Les gouverneurs de la Banque centrale européenne (BCE) réunis en Conseil le 5 juin 2014 ont adopté de façon unanime "un paquet significatif" de mesures dont le double objectif est d’assouplir la politique monétaire et de soutenir le crédit à l’économie réelle.BCE

Ces mesures étaient largement attendues par les analystes et les marchés, vu l’inflation plus faible qu’espérée – entre 0,5 et 0,7 % au lieu de 2  % - et une croissance qui n’a été que de 0,2 % au premier trimestre 2014.

La BCE a revu pour l’occasion ses prévisions et mise sur une hausse des prix de 0,7 % seulement cette année, mais sur 1,1 % en 2015 et 1,4 % en 2016.

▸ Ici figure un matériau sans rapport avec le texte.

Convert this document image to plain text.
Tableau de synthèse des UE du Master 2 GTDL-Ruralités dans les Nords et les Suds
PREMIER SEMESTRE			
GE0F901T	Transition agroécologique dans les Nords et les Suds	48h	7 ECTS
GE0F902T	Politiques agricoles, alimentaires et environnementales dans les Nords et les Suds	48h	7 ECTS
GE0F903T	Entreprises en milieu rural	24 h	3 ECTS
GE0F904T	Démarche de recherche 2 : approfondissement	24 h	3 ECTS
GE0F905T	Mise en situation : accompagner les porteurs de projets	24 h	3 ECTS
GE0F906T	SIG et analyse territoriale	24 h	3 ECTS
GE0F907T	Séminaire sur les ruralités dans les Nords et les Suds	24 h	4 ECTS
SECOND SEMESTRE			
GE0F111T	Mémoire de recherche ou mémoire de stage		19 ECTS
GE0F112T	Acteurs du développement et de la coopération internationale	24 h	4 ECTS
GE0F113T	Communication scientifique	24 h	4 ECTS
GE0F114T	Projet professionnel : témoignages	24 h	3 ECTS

La croissance devrait s'établir selon la BCE à 1 % en 2014 en zone euro, ce qui est moins que ce qui était escompté en mars 2014 (1,2 %), mais cette croissance devrait atteindre 1,7 % en 2015, alors qu’en mars, les prévisions de la BCE parlaient de 1,5 %.

Comme l’a souligné le président de la BCE, Mario Draghi, en plus de cette croissance modeste et de cette inflation très faible, un certain nombre de risques pourraient affecter les perspectives de croissance de l’économie européenne. Il pense à des risques géopolitiques, mais aussi à certaines évolutions dans les économies de marché émergentes et les marchés financiers internationaux. Et il ne perd pas de vue non plus la possibilité d’une demande intérieure plus faible qu’escomptée, d’une croissance faible des exportations ou d’une mise en œuvre insuffisante des réformes structurelles dans les pays de la zone euro.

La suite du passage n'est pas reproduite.